Starlink au Sénégal : Quand le satellite vient combler le fossé numérique dans les territoires


L’arrivée de Starlink au Sénégal suscite des interrogations suite à son annonce depuis quelques heures. Pourtant, loin de menacer l’écosystème des télécommunications, cette initiative répond à une urgence : connecter enfin les zones oubliées depuis plus de trois décennies.
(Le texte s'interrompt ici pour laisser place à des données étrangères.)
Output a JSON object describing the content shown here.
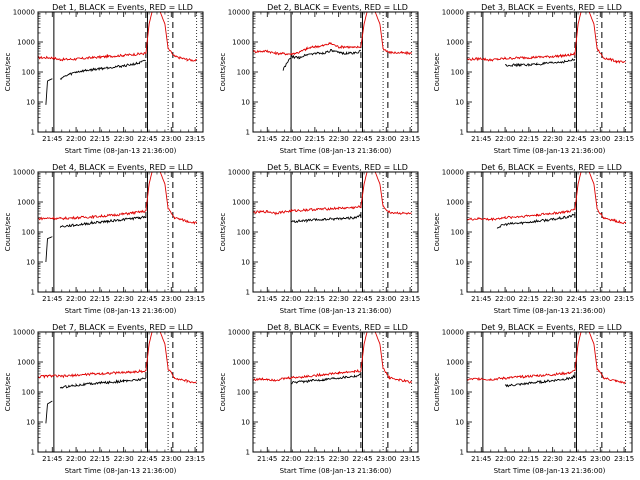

Lorsque le chef de l’État Bassirou Diomaye Faye a déclaré que 2026 serait « l’année de la connectivité », il évoquait un problème qui consiste à poser un diagnostic : après plus de trente ans de libéralisation du secteur des télécommunications, des pans entiers du territoire restent dans l’ombre numérique. Des villages, des communes rurales, des zones frontalières demeurent isolés, non par fatalité géographique, mais par absence d’investissement.

 

La question n’est plus de savoir si le satellite est la meilleure solution technologique, mais plutôt : quelle alternative existe-t-il pour ces zones délaissées ? Les opérateurs terrestres, malgré leurs obligations de couverture, n’ont jamais trouvé rentable d’investir massivement dans ces territoires à faible densité démographique. Le calcul économique revient ainsi à déployer des infrastructures terrestres dans ces zones, ce qui nécessiterait des années de travaux, une logistique complexe et des investissements dont la rentabilité reste hautement problématique.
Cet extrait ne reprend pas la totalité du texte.